I am not a knife maker but occasionally I will buy bare knives (blade only). These ones are made in Sweden
The woodworking fun is about having these bare knives "dressed" to complete their personality, or simply make them look pretty, albeit with hand-me-downs of cut offs from previous projects. It begins with digging from the scrap heap.
Puukko knives are made in Finland. I bought one in the early 80's long before Amazon or online buying. Back then one would order from glossy catalogues, often unsolicited but that they had a way into your mailbox. The one above was from Hackman Tapio Wirkala. I don't think I paid much more than $20 for it. It is a collectible now. Check it out on ebay because every now and then one may be on sale. It would go from $220 to $300 depending on conditions.

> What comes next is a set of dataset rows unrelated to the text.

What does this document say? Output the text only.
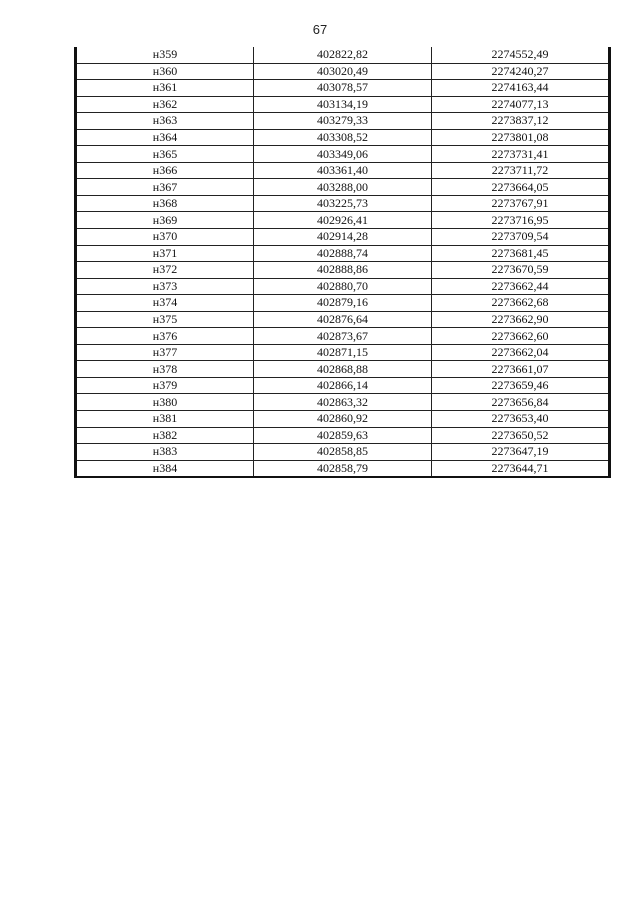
67
н359	402822,82	2274552,49
н360	403020,49	2274240,27
н361	403078,57	2274163,44
н362	403134,19	2274077,13
н363	403279,33	2273837,12
н364	403308,52	2273801,08
н365	403349,06	2273731,41
н366	403361,40	2273711,72
н367	403288,00	2273664,05
н368	403225,73	2273767,91
н369	402926,41	2273716,95
н370	402914,28	2273709,54
н371	402888,74	2273681,45
н372	402888,86	2273670,59
н373	402880,70	2273662,44
н374	402879,16	2273662,68
н375	402876,64	2273662,90
н376	402873,67	2273662,60
н377	402871,15	2273662,04
н378	402868,88	2273661,07
н379	402866,14	2273659,46
н380	402863,32	2273656,84
н381	402860,92	2273653,40
н382	402859,63	2273650,52
н383	402858,85	2273647,19
н384	402858,79	2273644,71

Puukko knives are distinctly unique in appearance but they became popular in the U.S. when American servicemen came back after WWII, regaled by how well Finnish commandoes used them in many secret operations against the Nazis. The GI's brought some home and that is how it started to gain a foothold here among enthusiasts. Including the one above I own only one other. Actually, the last one was given to me by a friend who used to travel to Finland.
Puukko knives are known for their almost full length leather sheaths that run from the knife's point to its hilt. It is like a knife wearing wading boots.
But I digressed.
Now, the bare knives I just bought are from Sweden, as I mentioned earlier, so they are not Puukko knives. Just want to make sure I say that because I don't want any irate Finn to write me of their displeasure. And I do have a handful of readers from Finland. But what I can do is make the knives look like Puukko. I guess there will be no opposition there. And I have to admit that if it is true that both countries used to be lands of the Vikings then the folks there must know a thing or two about sharp tools from axes to swords and knives.
From the scrap heap were pieces of Padauk, small pieces of pau ferro, pink flame or ivory wood. They were in small pieces to begin with because they are not cheap to acquire.
Knife handles are called scales in knife makers' speak.
One of the pleasures that can be derived from woodworking, perhaps just from my own point of view, is the swishing sound and the result it brings from a sharp hand plane cutting through flat wood. The curly thin shavings are the only incontrovertible proof that a sharp plane iron (known to regular folks as "the blade") has done its job.
Clamps are the multitude of hands in my workshop that are my silent partners that have a total grip of the job and won't let go until I say it's time to loosen up.
At the same time that I was making the scales I fashioned pieces to become the knife stand (middle in photo below)
From each split piece I traced the outline of the tang of the blade.
Two strong double sided tapes joined both sides temporarily so I can shape the full handle before the permanent glue up.
With industrial epoxy I glued just one side of the tang to one of the scales.
Using epoxy again, with mixture of find sanding dust, I daub the tang around the groove.
The point of "no-return" - final glue up.
I am always grateful to do woodworks in this day and age where materials are so readily available that make things easier for the hobbyists to "put things together", which crafts people did not have less than a century ago. The 2-part epoxy, below, is one of those.
Below is the almost finished knife stand.
The stationary belt sander did most of the initial shaping. Wood rasps, files, could have done the same thing. In fact, for centuries, that's all the old world craftsmen relied on.
Below: First look before applying finish (Tung oil)
A couple of things: (a) The knives will sit on edge on a flat belly with the sharp blade facing down. (b) I customized these knives for my wife for when she slices tomatoes or small fruit on the cutting board in lieu of the paring knives she often uses, to my constant chagrin (paring knives are not designed to slice on cutting boards, I always say). Therefore, I created that curve (green arrows), almost looking like a saddle straddling the handle before the blade. It is for the thumb and index finger grip that allows for a naturally downward yet ever so slight cutting pressure when slicing. The knife will do the rest.